Cell-substrate interaction in craniofacial morphogenesis

颅面形态发生中的细胞-基质相互作用

• 批准号: 6987369
• 负责人: BARRY D SHUR
• 金额: $ 36.34万
• 依托单位: EMORY UNIVERSITY
• 依托单位国家: 美国
• 财政年份: 1984
• 资助国家: 美国
• 起止时间: 1984-07-01 至 2010-06-30
• 项目状态: 已结题
• 来源: https://reporter.nih.gov/project-details/6987369
• 关键词: alternatives to animals in research; biological signal transduction; cell adhesion molecules; cell cell interaction; cell migration; cell surface receptors; craniofacial; cytoplasm; cytoskeletal proteins; cytoskeleton; embryogenesis; enzyme activity; enzyme substrate; galactosyltransferases; gene expression; genetically modified animals; histogenesis; in situ hybridization; polymerase chain reaction; site directed mutagenesis; terminal nick end labeling; zebrafish

DESCRIPTION (provided by applicant): The mechanisms that underlie morphogenetic cell movements are responsible for many of the most common congenital malformations, including those that impact craniofacial development. There has been circumstantial evidence for many years suggesting that complex carbohydrates play critically important roles during morphogenesis; however, our understanding of their function during mammalian development is limited to anecdotal and descriptive studies. The enzymes responsible for synthesizing complex carbohydrates are the glycosyltransferase, of which there are -150 known polypeptides. Consequently, the current mammalian model systems are inappropriate for detailed analysis of their function, since without more information, there is no way to determine which particular glycosyltransferases are important. This necessitates the development of better model systems to address glycosyltransferase function during development, in general, and during craniofacial morphogenesis, in particular. Towards this end, the zebrafish system proves to be an excellent model system in which to characterize the expression and function of specific glycosyltransferases during development. Preliminary studies demonstrate that specific members of the IS-galactosyl and afucosyltransferases families are expressed during zebrafish embryogenesis, and furthermore, that downregulating their expression leads to severe developmental anomalies, ranging from defects in early embryonic patterning to localized defects in craniofacial development. In this revised renewal application, we will pursue a more detailed analysis of glycosyltransferase expression and function during zebrafish development. Studies will determine if glycosyltransferases participate in defined molecular pathways and/or if they are related to mutations known to affect embryonic development and/or craniofacial morphogenesis. Finally, their mode of action will be examined through traditional biochemical approaches. It is anticipated, that these results will identify glycosyltransferases that play key roles in early embryonic and craniofacial development, and which can then be analyzed in appropriate mammalian model systems.
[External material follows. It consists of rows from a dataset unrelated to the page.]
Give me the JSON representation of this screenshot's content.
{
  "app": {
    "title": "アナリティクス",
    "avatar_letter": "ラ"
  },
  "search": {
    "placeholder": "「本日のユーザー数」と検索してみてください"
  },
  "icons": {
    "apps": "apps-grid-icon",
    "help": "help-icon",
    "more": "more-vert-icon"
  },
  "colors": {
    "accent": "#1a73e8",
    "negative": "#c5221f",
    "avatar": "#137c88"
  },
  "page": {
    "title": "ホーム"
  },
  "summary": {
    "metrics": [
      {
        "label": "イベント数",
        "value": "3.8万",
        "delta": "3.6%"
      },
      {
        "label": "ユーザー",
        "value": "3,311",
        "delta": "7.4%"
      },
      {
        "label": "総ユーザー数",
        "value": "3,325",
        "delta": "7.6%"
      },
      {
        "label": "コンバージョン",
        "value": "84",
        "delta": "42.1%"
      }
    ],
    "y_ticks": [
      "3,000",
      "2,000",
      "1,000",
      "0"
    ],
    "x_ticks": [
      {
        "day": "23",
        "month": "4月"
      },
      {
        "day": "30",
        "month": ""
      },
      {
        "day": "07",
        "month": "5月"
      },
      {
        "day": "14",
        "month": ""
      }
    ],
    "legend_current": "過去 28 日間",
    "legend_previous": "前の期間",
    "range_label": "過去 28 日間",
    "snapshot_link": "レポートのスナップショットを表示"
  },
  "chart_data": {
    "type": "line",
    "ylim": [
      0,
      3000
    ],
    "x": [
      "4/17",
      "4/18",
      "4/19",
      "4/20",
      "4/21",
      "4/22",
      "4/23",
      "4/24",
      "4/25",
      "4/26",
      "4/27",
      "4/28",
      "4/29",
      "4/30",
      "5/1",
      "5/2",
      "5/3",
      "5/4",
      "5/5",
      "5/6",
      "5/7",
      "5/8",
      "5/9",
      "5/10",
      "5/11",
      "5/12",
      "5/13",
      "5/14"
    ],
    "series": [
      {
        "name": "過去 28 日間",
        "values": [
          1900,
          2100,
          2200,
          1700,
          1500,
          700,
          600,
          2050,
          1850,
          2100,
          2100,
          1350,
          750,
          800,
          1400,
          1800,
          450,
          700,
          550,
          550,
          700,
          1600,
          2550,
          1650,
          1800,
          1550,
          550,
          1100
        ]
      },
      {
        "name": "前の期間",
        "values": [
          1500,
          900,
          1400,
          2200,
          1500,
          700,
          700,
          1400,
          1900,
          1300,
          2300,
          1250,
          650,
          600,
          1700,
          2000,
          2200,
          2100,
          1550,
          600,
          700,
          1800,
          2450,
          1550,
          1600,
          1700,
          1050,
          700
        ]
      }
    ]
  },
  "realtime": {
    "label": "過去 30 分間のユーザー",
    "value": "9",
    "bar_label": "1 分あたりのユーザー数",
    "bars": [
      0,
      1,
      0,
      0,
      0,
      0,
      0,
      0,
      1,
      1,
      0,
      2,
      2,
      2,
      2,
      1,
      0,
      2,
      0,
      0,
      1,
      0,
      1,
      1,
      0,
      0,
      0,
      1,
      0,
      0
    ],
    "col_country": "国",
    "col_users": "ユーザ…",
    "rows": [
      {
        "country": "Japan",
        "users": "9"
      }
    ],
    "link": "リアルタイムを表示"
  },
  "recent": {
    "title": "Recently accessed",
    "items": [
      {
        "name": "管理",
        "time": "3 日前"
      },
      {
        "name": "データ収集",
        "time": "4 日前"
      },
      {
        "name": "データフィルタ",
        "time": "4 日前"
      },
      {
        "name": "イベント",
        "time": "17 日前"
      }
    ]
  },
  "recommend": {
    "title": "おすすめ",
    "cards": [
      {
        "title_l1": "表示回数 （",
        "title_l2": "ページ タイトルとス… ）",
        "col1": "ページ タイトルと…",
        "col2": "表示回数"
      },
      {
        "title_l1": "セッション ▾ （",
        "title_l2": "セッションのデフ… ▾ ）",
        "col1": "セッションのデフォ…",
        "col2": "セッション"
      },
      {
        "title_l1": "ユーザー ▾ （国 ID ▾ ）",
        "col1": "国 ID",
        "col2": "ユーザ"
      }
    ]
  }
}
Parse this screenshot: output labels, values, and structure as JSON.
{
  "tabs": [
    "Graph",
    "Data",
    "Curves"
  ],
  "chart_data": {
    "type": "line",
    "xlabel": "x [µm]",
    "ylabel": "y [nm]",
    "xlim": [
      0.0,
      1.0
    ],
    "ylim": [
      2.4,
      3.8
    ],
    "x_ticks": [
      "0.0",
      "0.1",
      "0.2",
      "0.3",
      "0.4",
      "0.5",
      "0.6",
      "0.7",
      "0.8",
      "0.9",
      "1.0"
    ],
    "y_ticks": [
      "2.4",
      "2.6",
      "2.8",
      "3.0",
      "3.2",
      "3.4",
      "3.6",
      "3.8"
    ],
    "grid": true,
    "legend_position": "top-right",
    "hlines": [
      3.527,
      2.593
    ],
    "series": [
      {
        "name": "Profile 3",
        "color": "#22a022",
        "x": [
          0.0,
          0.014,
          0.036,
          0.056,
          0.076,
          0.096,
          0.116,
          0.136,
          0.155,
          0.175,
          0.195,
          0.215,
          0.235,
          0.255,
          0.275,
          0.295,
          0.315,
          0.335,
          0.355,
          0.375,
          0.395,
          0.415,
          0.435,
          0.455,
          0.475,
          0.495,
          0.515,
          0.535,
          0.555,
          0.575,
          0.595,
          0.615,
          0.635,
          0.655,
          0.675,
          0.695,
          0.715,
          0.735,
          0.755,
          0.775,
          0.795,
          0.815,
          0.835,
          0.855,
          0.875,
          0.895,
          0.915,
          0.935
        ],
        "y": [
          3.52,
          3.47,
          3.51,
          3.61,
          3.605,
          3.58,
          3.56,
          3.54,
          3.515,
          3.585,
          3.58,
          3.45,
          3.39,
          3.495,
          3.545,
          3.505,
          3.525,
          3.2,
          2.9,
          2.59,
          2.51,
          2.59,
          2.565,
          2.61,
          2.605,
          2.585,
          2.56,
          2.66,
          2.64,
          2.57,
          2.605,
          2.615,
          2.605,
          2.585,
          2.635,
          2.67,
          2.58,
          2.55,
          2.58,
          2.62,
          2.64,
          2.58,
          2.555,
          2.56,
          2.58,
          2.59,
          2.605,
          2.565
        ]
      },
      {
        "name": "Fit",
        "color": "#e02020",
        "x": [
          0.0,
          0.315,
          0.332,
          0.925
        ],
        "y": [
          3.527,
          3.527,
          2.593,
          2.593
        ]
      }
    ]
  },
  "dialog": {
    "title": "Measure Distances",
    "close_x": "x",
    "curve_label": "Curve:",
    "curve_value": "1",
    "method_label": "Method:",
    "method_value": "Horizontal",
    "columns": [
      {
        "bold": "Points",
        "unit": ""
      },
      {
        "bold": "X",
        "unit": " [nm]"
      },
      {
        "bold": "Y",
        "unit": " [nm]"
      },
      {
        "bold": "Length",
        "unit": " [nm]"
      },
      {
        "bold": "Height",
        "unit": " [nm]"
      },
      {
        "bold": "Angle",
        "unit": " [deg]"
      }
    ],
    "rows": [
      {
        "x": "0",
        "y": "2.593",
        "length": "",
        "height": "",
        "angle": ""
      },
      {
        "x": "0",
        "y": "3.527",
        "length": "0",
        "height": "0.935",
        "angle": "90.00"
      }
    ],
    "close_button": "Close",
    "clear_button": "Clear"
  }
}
描述（由申请人提供）： 构成形态发生细胞运动基础的机制是许多最常见的先天性畸形的原因，包括那些影响颅面发育的畸形。多年来，有间接证据表明，复合碳水化合物在形态发生过程中发挥着至关重要的作用;然而，我们对它们在哺乳动物发育过程中的功能的理解仅限于轶事和描述性研究。负责合成复杂碳水化合物的酶是糖基转移酶，其中已知有约150种多肽。因此，目前的哺乳动物模型系统不适合详细分析其功能，因为没有更多的信息，没有办法确定哪些特定的糖基转移酶是重要的。这就需要开发更好的模型系统，以解决糖基转移酶的功能在发展过程中，一般来说，在颅面形态，特别是。为此，斑马鱼系统被证明是一个很好的模型系统，在其中表征特定的糖基转移酶在发展过程中的表达和功能。初步研究表明，特定成员的IS-半乳糖基和无岩藻糖基转移酶家族在斑马鱼胚胎发育过程中表达，而且，下调其表达导致严重的发育异常，从早期胚胎图案的缺陷到颅面发育的局部缺陷。在这个修订后的更新申请中，我们将对斑马鱼发育过程中糖基转移酶的表达和功能进行更详细的分析。研究将确定糖基转移酶是否参与确定的分子途径和/或它们是否与已知影响胚胎发育和/或颅面形态发生的突变有关。最后，他们的行动模式将通过传统的生物化学方法进行检查。预计这些结果将鉴定在早期胚胎和颅面发育中起关键作用的糖基转移酶，然后可以在适当的哺乳动物模型系统中进行分析。